Self-care Roundup

The best companion posts from the Fixing Fitness with Kelly podcast, highlighting new perspectives on what "self-care" means.

Can you out train a desk job?

Popularized studies have examined how much physical activity per day is needed to reduce the risk of various lifestyle diseases. But how does your risk increase in proportion to how much time you spend not performing physical activity?

Turns out that sedentary behavior is its own risk factor in whether you develop lifestyle diseases, independent of whether or not you participate in the recommended amount of daily activity. In fact, if you’re sitting for more than 10 hours a day, even a one-hour daily workout might not be enough to counteract it!

So what if you start thinking about your self-care in terms of how much time you spend not being sedentary?

Is your wearable device too much of a good thing?

Are you using your fitness tracker to track your health metrics…

Or has it become a compulsion to check a box?

Some say that long-term use of wearable devices has a net positive impact on both physical and mental health. But many studies are showing that psychological distress caused by them doesn’t go away.

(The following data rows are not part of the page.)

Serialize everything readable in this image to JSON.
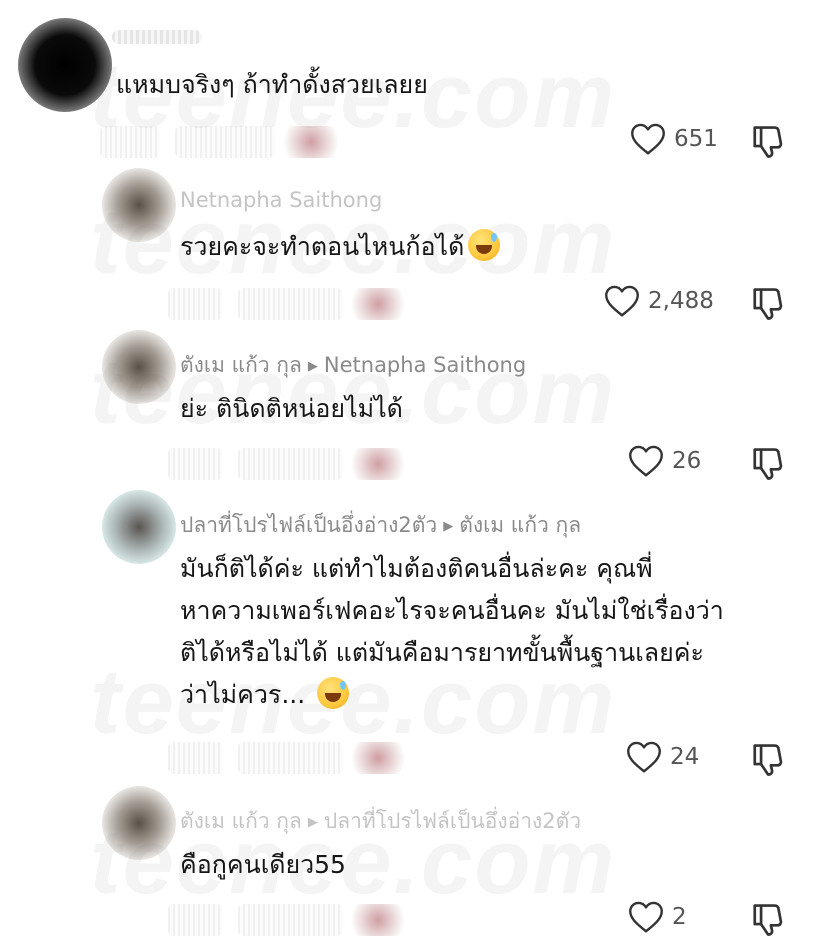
{
  "watermark": "teenee.com",
  "comments": [
    {
      "name": "",
      "reply_to": "",
      "text_lines": [
        "แหมบจริงๆ ถ้าทำดั้งสวยเลยย"
      ],
      "emoji": "",
      "likes": "651"
    },
    {
      "name": "Netnapha Saithong",
      "reply_to": "",
      "text_lines": [
        "รวยคะจะทำตอนไหนก้อได้"
      ],
      "emoji": "sweat-smile-emoji",
      "likes": "2,488"
    },
    {
      "name": "ตังเม แก้ว กุล",
      "reply_to": "Netnapha Saithong",
      "text_lines": [
        "ย่ะ ตินิดติหน่อยไม่ได้"
      ],
      "emoji": "",
      "likes": "26"
    },
    {
      "name": "ปลาที่โปรไฟล์เป็นอึ่งอ่าง2ตัว",
      "reply_to": "ตังเม แก้ว กุล",
      "text_lines": [
        "มันก็ติได้ค่ะ แต่ทำไมต้องติคนอื่นล่ะคะ คุณพี่",
        "หาความเพอร์เฟคอะไรจะคนอื่นคะ มันไม่ใช่เรื่องว่า",
        "ติได้หรือไม่ได้ แต่มันคือมารยาทขั้นพื้นฐานเลยค่ะ",
        "ว่าไม่ควร..."
      ],
      "emoji": "sweat-smile-emoji",
      "likes": "24"
    },
    {
      "name": "ตังเม แก้ว กุล",
      "reply_to": "ปลาที่โปรไฟล์เป็นอึ่งอ่าง2ตัว",
      "text_lines": [
        "คือกูคนเดียว55"
      ],
      "emoji": "",
      "likes": "2"
    }
  ],
  "icons": {
    "like": "heart-outline-icon",
    "dislike": "thumbs-down-outline-icon",
    "reply_arrow": "caret-right-icon"
  },
  "colors": {
    "text": "#161616",
    "meta": "#8a8a8a",
    "icon": "#333333"
  }
}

In fact, it can even create addictive behaviors.

So when it comes to self-care, is your device supporting you the way you think?

What type of goal are you setting?

There are two principles you need to master when it comes to your goals.

Knowing what type of goal you are setting, and making sure you don’t get lost by indulging in a premature sense of completion.

There are lots of times when self-care means setting new goals for ourselves, but what if self-care also meant showing up for ourselves by getting really good at executing on those goals?

Dieting is not self-care.

And in fact, your diet may be wrecking your health. 

We’re so brainwashed by diet culture, a phenomenon that makes us value being thin above everything else, that we think we need to be in a perpetual calorie deficit in pursuit of the ideal aesthetic. 

But the science doesn’t track. Driving yourself into a deep calorie deficit is not only counterproductive to your goal, it’s doubling down on the mindset that being thin equates to being fit. And self-care should be about your health and wellness, not your weight.